Saturday, May 15, 2021

Gazpacho #2

I posted a gazpacho recipe 3 years ago that had bread in it - click here for the recipe - it's really good but I wanted to make a lighter version without bread, so came up with this recipe after getting a few ideas online. It's just as good as gazpacho #1. I do still feel like gazpacho just tastes like runny salsa haha, but I'm changing my mind about not liking it - this is light and fresh, easy to put together, and was a perfect lunch. I pulsed it in the food processor to get it finely chopped but still chunky, you could just hand dice each vegetable if you want it very chunky (or don't have a processor). 
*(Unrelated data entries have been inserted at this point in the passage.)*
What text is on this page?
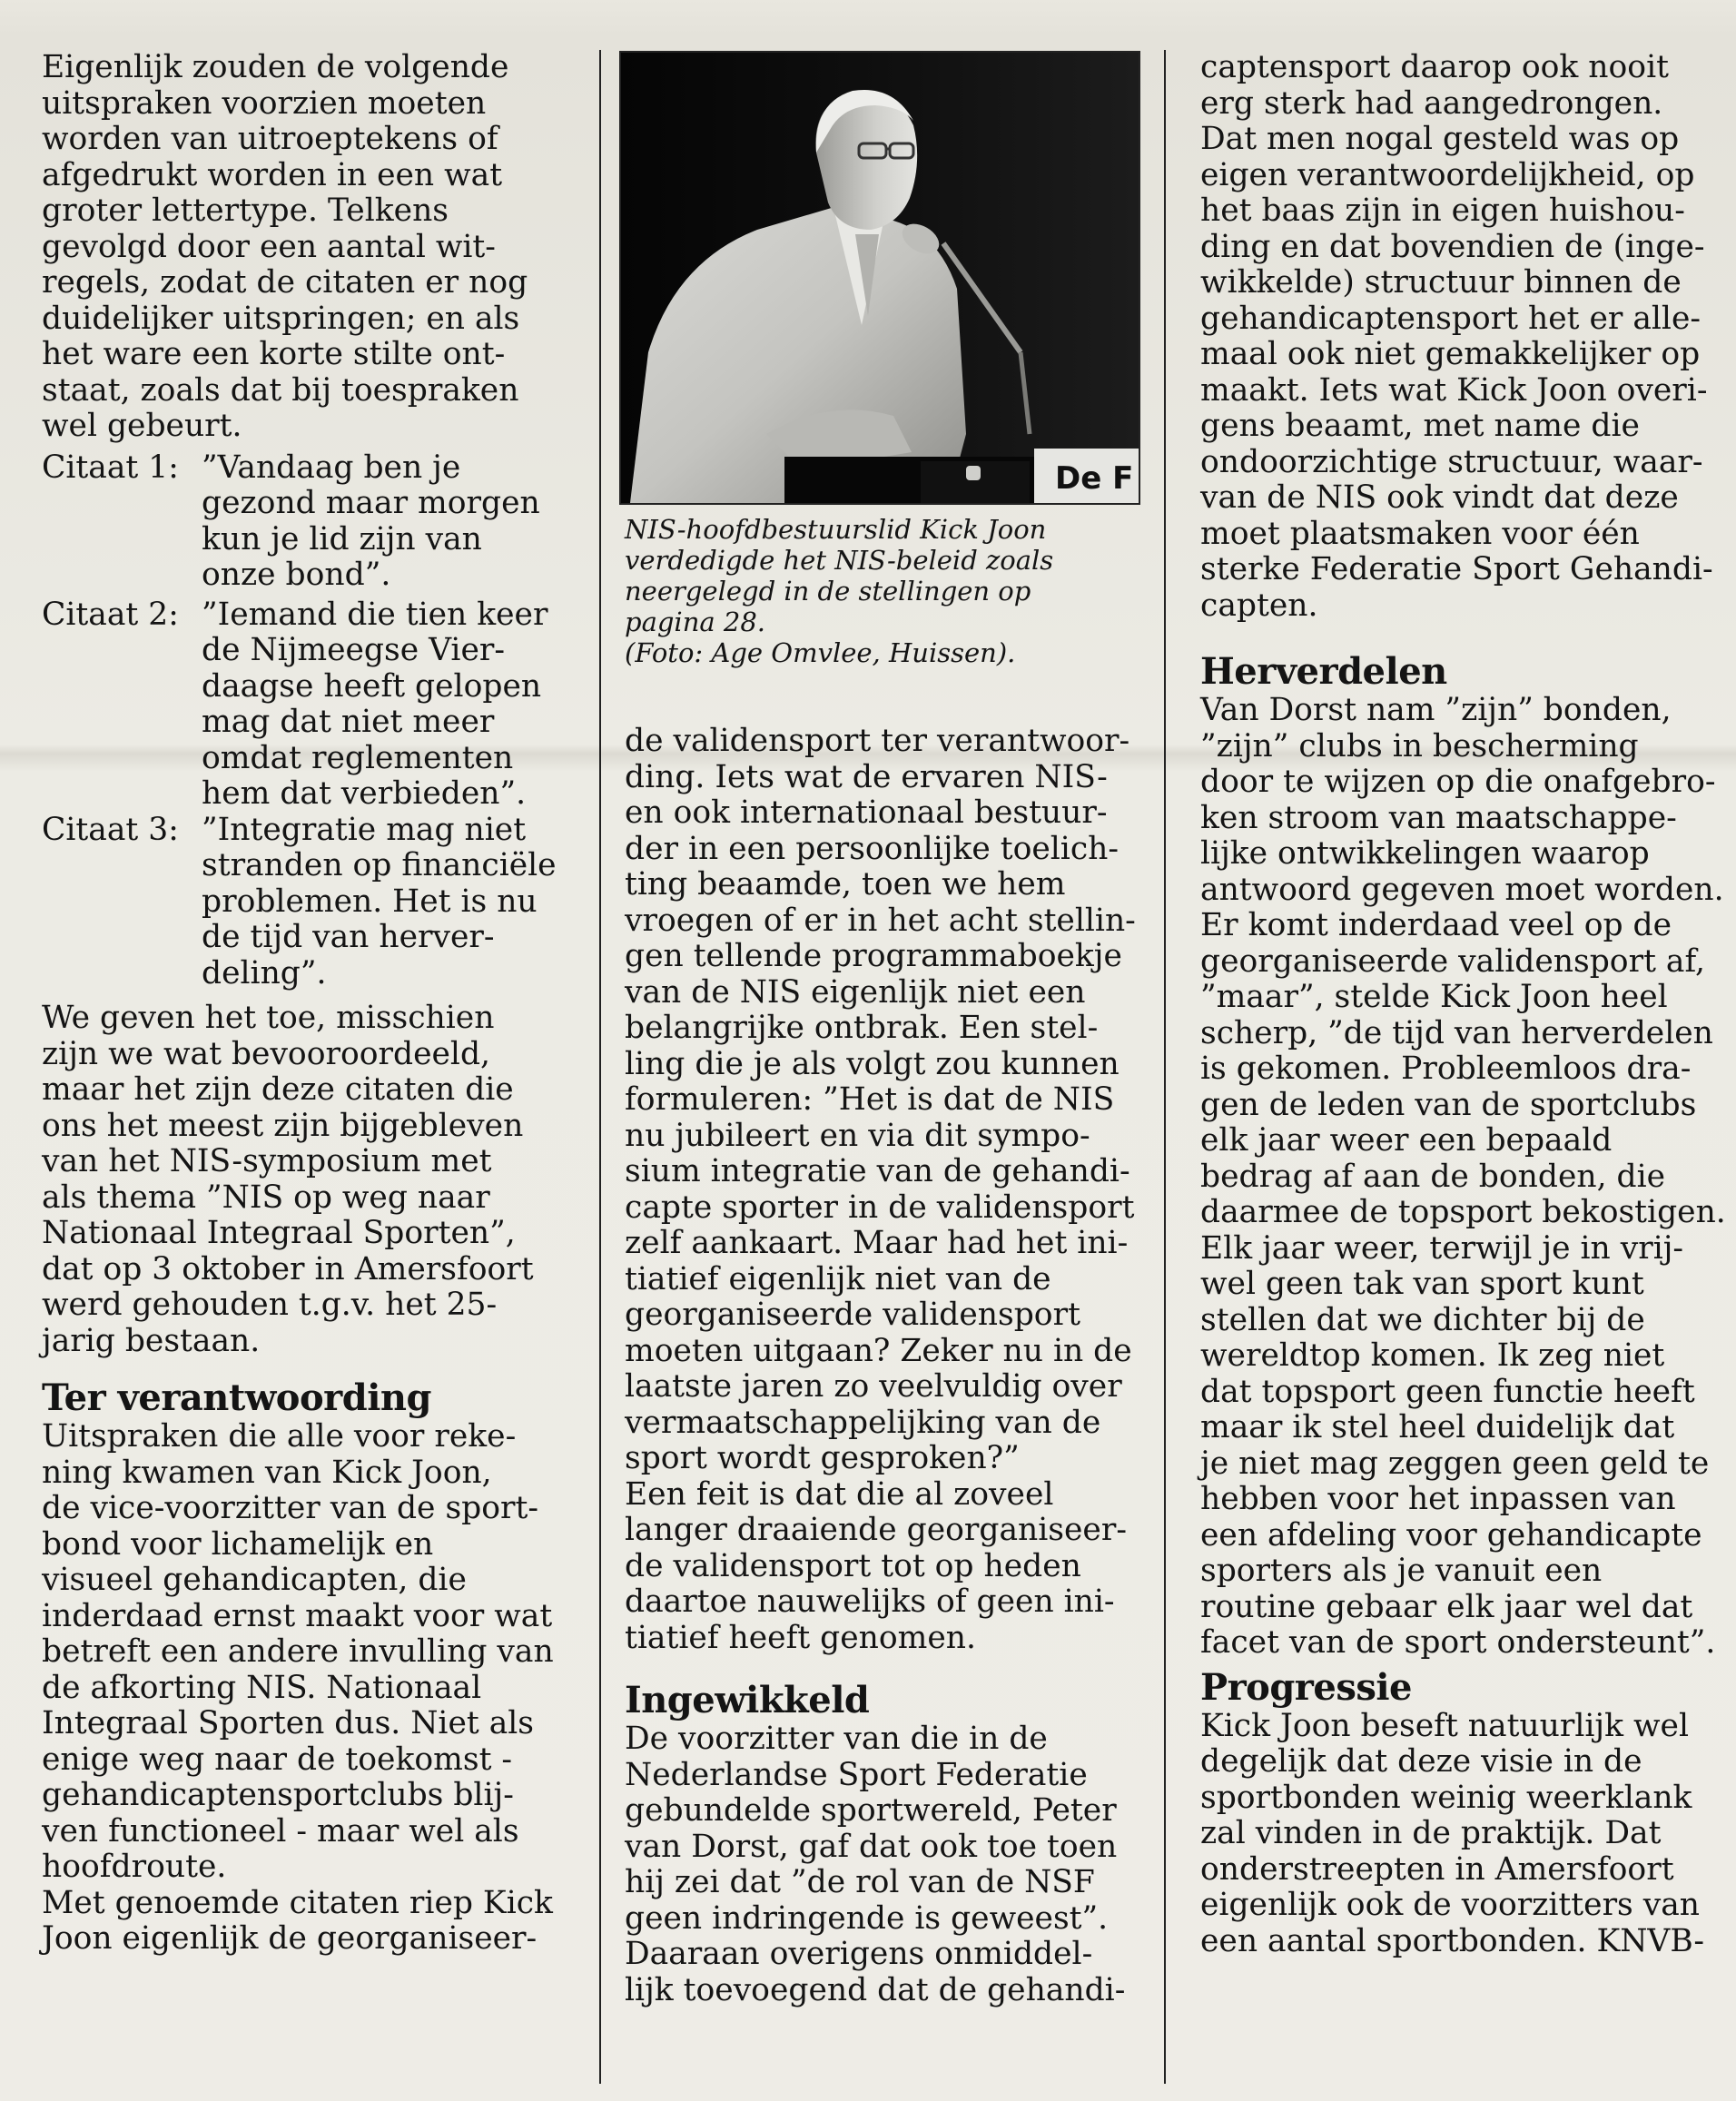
Eigenlijk zouden de volgende
uitspraken voorzien moeten
worden van uitroeptekens of
afgedrukt worden in een wat
groter lettertype. Telkens
gevolgd door een aantal wit-
regels, zodat de citaten er nog
duidelijker uitspringen; en als
het ware een korte stilte ont-
staat, zoals dat bij toespraken
wel gebeurt.

Citaat 1: ”Vandaag ben je
gezond maar morgen
kun je lid zijn van
onze bond”.
Citaat 2: ”Iemand die tien keer
de Nijmeegse Vier-
daagse heeft gelopen
mag dat niet meer
omdat reglementen
hem dat verbieden”.
Citaat 3: ”Integratie mag niet
stranden op financiële
problemen. Het is nu
de tijd van herver-
deling”.

We geven het toe, misschien
zijn we wat bevooroordeeld,
maar het zijn deze citaten die
ons het meest zijn bijgebleven
van het NIS-symposium met
als thema ”NIS op weg naar
Nationaal Integraal Sporten”,
dat op 3 oktober in Amersfoort
werd gehouden t.g.v. het 25-
jarig bestaan.

Ter verantwoording

Uitspraken die alle voor reke-
ning kwamen van Kick Joon,
de vice-voorzitter van de sport-
bond voor lichamelijk en
visueel gehandicapten, die
inderdaad ernst maakt voor wat
betreft een andere invulling van
de afkorting NIS. Nationaal
Integraal Sporten dus. Niet als
enige weg naar de toekomst -
gehandicaptensportclubs blij-
ven functioneel - maar wel als
hoofdroute.
Met genoemde citaten riep Kick
Joon eigenlijk de georganiseer-

De F
NIS-hoofdbestuurslid Kick Joon
verdedigde het NIS-beleid zoals
neergelegd in de stellingen op
pagina 28.
(Foto: Age Omvlee, Huissen).

de validensport ter verantwoor-
ding. Iets wat de ervaren NIS-
en ook internationaal bestuur-
der in een persoonlijke toelich-
ting beaamde, toen we hem
vroegen of er in het acht stellin-
gen tellende programmaboekje
van de NIS eigenlijk niet een
belangrijke ontbrak. Een stel-
ling die je als volgt zou kunnen
formuleren: ”Het is dat de NIS
nu jubileert en via dit sympo-
sium integratie van de gehandi-
capte sporter in de validensport
zelf aankaart. Maar had het ini-
tiatief eigenlijk niet van de
georganiseerde validensport
moeten uitgaan? Zeker nu in de
laatste jaren zo veelvuldig over
vermaatschappelijking van de
sport wordt gesproken?”
Een feit is dat die al zoveel
langer draaiende georganiseer-
de validensport tot op heden
daartoe nauwelijks of geen ini-
tiatief heeft genomen.

Ingewikkeld

De voorzitter van die in de
Nederlandse Sport Federatie
gebundelde sportwereld, Peter
van Dorst, gaf dat ook toe toen
hij zei dat ”de rol van de NSF
geen indringende is geweest”.
Daaraan overigens onmiddel-
lijk toevoegend dat de gehandi-

captensport daarop ook nooit
erg sterk had aangedrongen.
Dat men nogal gesteld was op
eigen verantwoordelijkheid, op
het baas zijn in eigen huishou-
ding en dat bovendien de (inge-
wikkelde) structuur binnen de
gehandicaptensport het er alle-
maal ook niet gemakkelijker op
maakt. Iets wat Kick Joon overi-
gens beaamt, met name die
ondoorzichtige structuur, waar-
van de NIS ook vindt dat deze
moet plaatsmaken voor één
sterke Federatie Sport Gehandi-
capten.

Herverdelen

Van Dorst nam ”zijn” bonden,
”zijn” clubs in bescherming
door te wijzen op die onafgebro-
ken stroom van maatschappe-
lijke ontwikkelingen waarop
antwoord gegeven moet worden.
Er komt inderdaad veel op de
georganiseerde validensport af,
”maar”, stelde Kick Joon heel
scherp, ”de tijd van herverdelen
is gekomen. Probleemloos dra-
gen de leden van de sportclubs
elk jaar weer een bepaald
bedrag af aan de bonden, die
daarmee de topsport bekostigen.
Elk jaar weer, terwijl je in vrij-
wel geen tak van sport kunt
stellen dat we dichter bij de
wereldtop komen. Ik zeg niet
dat topsport geen functie heeft
maar ik stel heel duidelijk dat
je niet mag zeggen geen geld te
hebben voor het inpassen van
een afdeling voor gehandicapte
sporters als je vanuit een
routine gebaar elk jaar wel dat
facet van de sport ondersteunt”.

Progressie

Kick Joon beseft natuurlijk wel
degelijk dat deze visie in de
sportbonden weinig weerklank
zal vinden in de praktijk. Dat
onderstreepten in Amersfoort
eigenlijk ook de voorzitters van
een aantal sportbonden. KNVB-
I didn't really measure the veggies so add as much as you want according to your preference - I'll guesstimate to give you an idea: 

  • tomatoes (I used a big handful of cherry sized)
  • cucumber (I used 1/2 an english hothouse cuke and left the peel on)
  • 1/3 orange bell pepper
  • 3 stalks celery
  • bunch of green onions, white and a little of the light green part
  • 1 minced garlic clove
  • 2 T. olive oil
  • 2 T. white wine vinegar
  • 1 T. apple cider vinegar
  • 1 t. Italian seasoning
  • 1 t. pepper, or to taste
  • 1/2 t. Worcestershire sauce 
  • salt to taste
  • 1 1/2 cups V8 juice (I used hint of pepper version)
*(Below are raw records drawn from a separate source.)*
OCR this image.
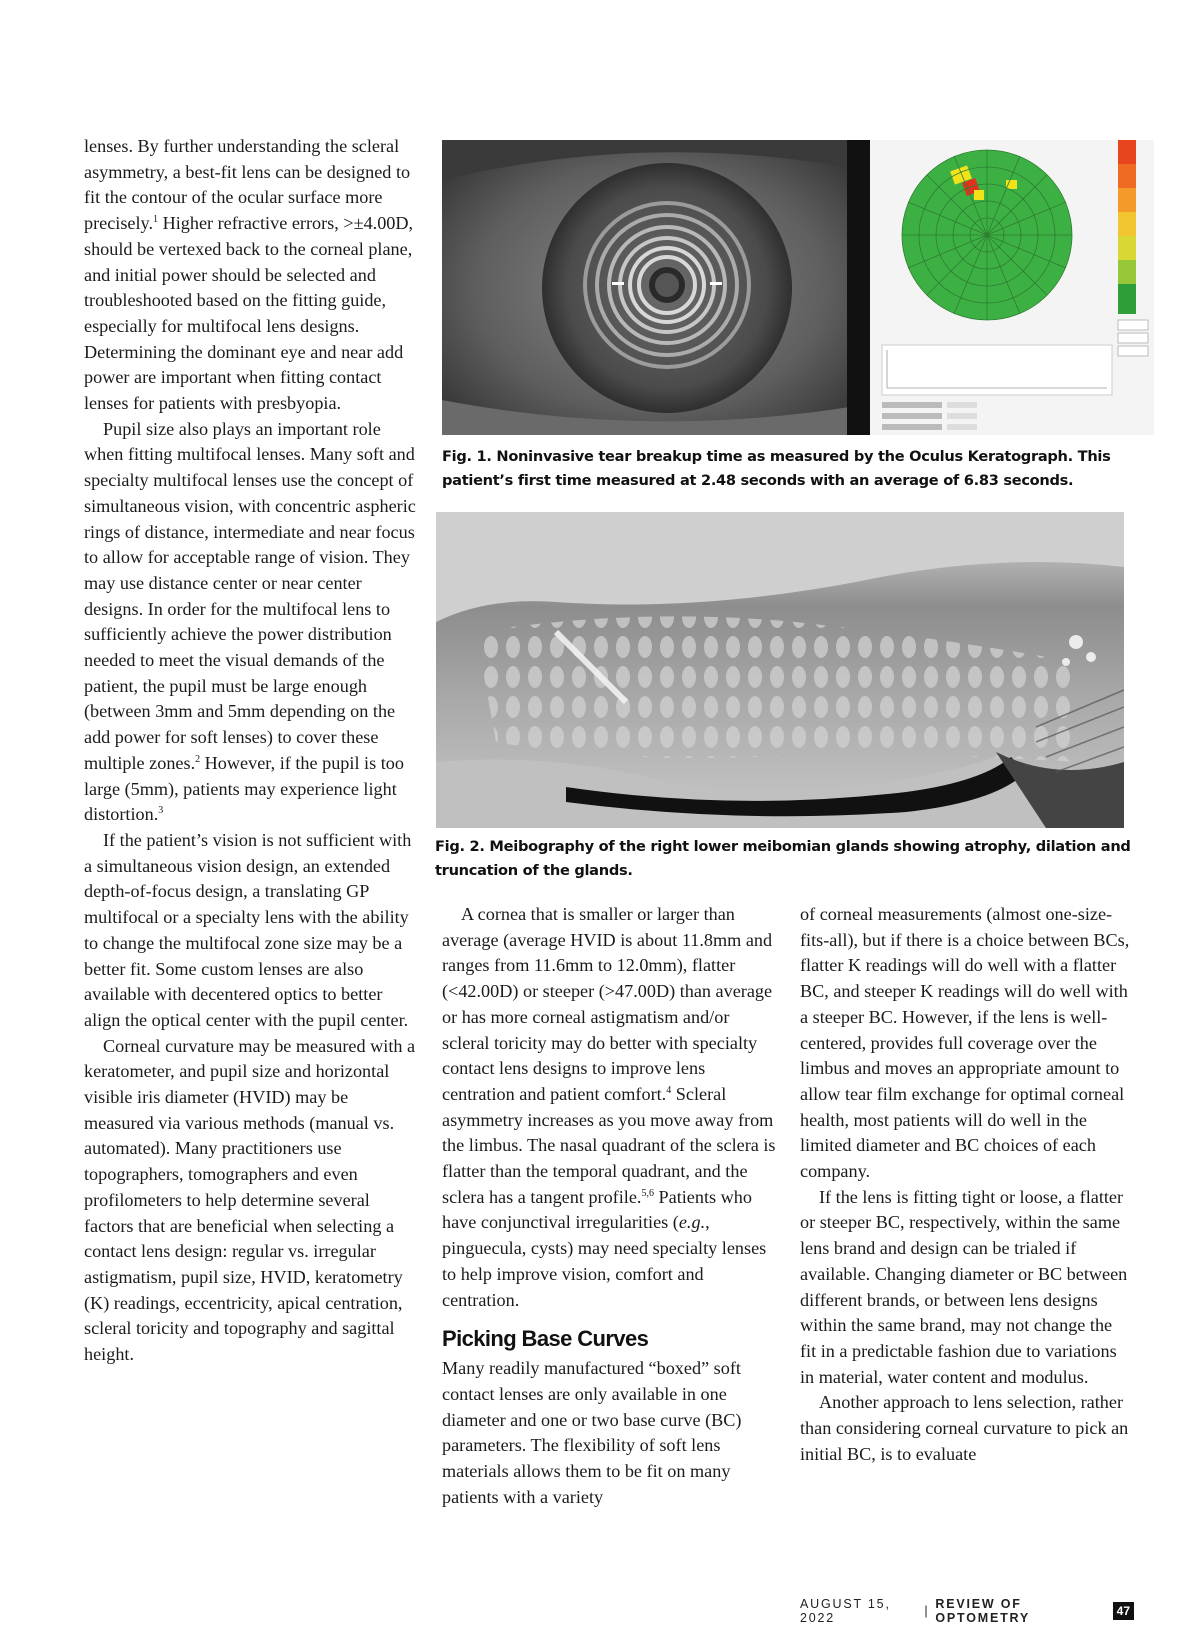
lenses. By further understanding the scleral asymmetry, a best-fit lens can be designed to fit the contour of the ocular surface more precisely.$^1$ Higher refractive errors, >±4.00D, should be vertexed back to the corneal plane, and initial power should be selected and troubleshooted based on the fitting guide, especially for multifocal lens designs. Determining the dominant eye and near add power are important when fitting contact lenses for patients with presbyopia.

Pupil size also plays an important role when fitting multifocal lenses. Many soft and specialty multifocal lenses use the concept of simultaneous vision, with concentric aspheric rings of distance, intermediate and near focus to allow for acceptable range of vision. They may use distance center or near center designs. In order for the multifocal lens to sufficiently achieve the power distribution needed to meet the visual demands of the patient, the pupil must be large enough (between 3mm and 5mm depending on the add power for soft lenses) to cover these multiple zones.$^2$ However, if the pupil is too large (5mm), patients may experience light distortion.$^3$

If the patient’s vision is not sufficient with a simultaneous vision design, an extended depth-of-focus design, a translating GP multifocal or a specialty lens with the ability to change the multifocal zone size may be a better fit. Some custom lenses are also available with decentered optics to better align the optical center with the pupil center.

Corneal curvature may be measured with a keratometer, and pupil size and horizontal visible iris diameter (HVID) may be measured via various methods (manual vs. automated). Many practitioners use topographers, tomographers and even profilometers to help determine several factors that are beneficial when selecting a contact lens design: regular vs. irregular astigmatism, pupil size, HVID, keratometry (K) readings, eccentricity, apical centration, scleral toricity and topography and sagittal height.

Fig. 1. Noninvasive tear breakup time as measured by the Oculus Keratograph. This patient’s first time measured at 2.48 seconds with an average of 6.83 seconds.
Fig. 2. Meibography of the right lower meibomian glands showing atrophy, dilation and truncation of the glands.

A cornea that is smaller or larger than average (average HVID is about 11.8mm and ranges from 11.6mm to 12.0mm), flatter (<42.00D) or steeper (>47.00D) than average or has more corneal astigmatism and/or scleral toricity may do better with specialty contact lens designs to improve lens centration and patient comfort.$^4$ Scleral asymmetry increases as you move away from the limbus. The nasal quadrant of the sclera is flatter than the temporal quadrant, and the sclera has a tangent profile.$^{5,6}$ Patients who have conjunctival irregularities (e.g., pinguecula, cysts) may need specialty lenses to help improve vision, comfort and centration.

Picking Base Curves

Many readily manufactured “boxed” soft contact lenses are only available in one diameter and one or two base curve (BC) parameters. The flexibility of soft lens materials allows them to be fit on many patients with a variety

of corneal measurements (almost one-size-fits-all), but if there is a choice between BCs, flatter K readings will do well with a flatter BC, and steeper K readings will do well with a steeper BC. However, if the lens is well-centered, provides full coverage over the limbus and moves an appropriate amount to allow tear film exchange for optimal corneal health, most patients will do well in the limited diameter and BC choices of each company.

If the lens is fitting tight or loose, a flatter or steeper BC, respectively, within the same lens brand and design can be trialed if available. Changing diameter or BC between different brands, or between lens designs within the same brand, may not change the fit in a predictable fashion due to variations in material, water content and modulus.

Another approach to lens selection, rather than considering corneal curvature to pick an initial BC, is to evaluate

AUGUST 15, 2022	| REVIEW OF OPTOMETRY	47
1. Roughly chop the tomatoes and sprinkle with coarse salt while you are chopping the other veggies. 

2. Roughly chop the rest of the vegetables. Add everything to the food processor (if you're using) and pulse until it's the texture you want. Adjust the seasonings to taste. 

3. Transfer to a glass bowl and refrigerate overnight for the flavors to develop (but it tasted good right away if you don't want to wait!).